Pemerintahan Militer yang dikala itu di pimpin oleh Jenderal Jorge Rafael Videla berhasil merebut kekuasaan dan kemudian menguasai Argentina pada 24 Maret 1976, di mana dikala itu terjadi krisis ketidakstabilan politik dan juga meningkatnya kekerasan pasca simpulan hidup Presiden Juan Peron.

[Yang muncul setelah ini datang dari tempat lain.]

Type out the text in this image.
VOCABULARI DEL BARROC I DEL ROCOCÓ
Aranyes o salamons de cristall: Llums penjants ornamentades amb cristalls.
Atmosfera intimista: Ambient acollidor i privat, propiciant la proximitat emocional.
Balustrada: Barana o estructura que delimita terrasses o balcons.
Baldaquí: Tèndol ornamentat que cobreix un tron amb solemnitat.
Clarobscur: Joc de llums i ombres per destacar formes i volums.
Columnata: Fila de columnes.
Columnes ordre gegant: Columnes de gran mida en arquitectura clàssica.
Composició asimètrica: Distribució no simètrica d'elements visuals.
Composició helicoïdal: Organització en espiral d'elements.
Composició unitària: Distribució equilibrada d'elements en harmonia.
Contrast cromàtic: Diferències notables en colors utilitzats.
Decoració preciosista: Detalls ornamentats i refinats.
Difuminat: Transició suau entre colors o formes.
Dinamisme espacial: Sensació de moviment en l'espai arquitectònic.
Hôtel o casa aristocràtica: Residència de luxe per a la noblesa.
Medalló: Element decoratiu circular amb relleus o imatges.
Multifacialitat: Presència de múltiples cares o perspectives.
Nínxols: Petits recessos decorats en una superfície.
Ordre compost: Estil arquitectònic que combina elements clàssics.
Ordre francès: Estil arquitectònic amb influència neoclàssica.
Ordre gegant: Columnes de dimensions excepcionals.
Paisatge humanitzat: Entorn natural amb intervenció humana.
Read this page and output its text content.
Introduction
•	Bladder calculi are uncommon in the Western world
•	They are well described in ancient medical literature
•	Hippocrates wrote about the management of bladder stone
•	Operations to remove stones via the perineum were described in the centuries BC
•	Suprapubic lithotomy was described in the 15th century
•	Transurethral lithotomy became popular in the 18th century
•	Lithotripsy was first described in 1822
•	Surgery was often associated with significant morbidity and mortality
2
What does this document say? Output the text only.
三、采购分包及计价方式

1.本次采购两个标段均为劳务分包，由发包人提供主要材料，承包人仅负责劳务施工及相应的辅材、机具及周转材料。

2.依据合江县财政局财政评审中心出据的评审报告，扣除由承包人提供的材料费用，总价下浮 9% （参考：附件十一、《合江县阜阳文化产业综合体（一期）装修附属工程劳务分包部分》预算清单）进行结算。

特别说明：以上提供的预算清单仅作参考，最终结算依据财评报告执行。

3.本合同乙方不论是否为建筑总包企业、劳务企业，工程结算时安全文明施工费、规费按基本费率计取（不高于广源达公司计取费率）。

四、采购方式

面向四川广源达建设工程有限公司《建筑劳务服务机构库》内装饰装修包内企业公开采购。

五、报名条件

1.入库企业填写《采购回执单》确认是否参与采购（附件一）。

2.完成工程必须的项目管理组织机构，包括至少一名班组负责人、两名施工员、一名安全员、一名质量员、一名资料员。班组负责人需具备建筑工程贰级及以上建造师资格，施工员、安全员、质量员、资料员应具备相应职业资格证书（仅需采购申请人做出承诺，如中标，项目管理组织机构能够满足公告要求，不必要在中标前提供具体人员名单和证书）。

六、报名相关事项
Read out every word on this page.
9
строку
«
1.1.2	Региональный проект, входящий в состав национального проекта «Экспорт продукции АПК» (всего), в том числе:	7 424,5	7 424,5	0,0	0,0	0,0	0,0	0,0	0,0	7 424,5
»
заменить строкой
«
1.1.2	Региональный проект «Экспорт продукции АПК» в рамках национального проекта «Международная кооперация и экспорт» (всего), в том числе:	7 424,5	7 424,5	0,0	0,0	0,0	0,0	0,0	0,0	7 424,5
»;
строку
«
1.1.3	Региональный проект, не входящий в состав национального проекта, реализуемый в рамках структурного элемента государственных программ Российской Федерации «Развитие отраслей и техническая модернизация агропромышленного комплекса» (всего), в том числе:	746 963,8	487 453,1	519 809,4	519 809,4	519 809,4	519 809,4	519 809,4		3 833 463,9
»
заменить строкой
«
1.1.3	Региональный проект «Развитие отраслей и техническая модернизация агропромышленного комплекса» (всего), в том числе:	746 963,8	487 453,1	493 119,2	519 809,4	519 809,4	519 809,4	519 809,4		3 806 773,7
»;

Selama kepemimpinan Jenderal Jorge Videla, Argentina mengalami masa paling suram dalam sejarah, dimana dikala itu pemerintahan rezim sangat diktator dan juga semena-mena.
para korban hilang Dirty War - image via bbc.com
Sepanjang 7 tahun pemerintahan tersebut, Argentina mengalami rezim yang sangat represif, dimana kekerasan terjadi tanpa pandang bulu, penganiayaan, penyiksaan, penculikan serta pencurian bayi yang gres di lahirkan, serta banyaknya kabar perihal orang hilang, dan menurut catatan jumlah korban jiwa jawaban kekejaman rezim Jorge Videla mencapai 30.000 orang, dan kasus ini kemudian di kenal dengan "Dirty War" atau "Perang Kotor".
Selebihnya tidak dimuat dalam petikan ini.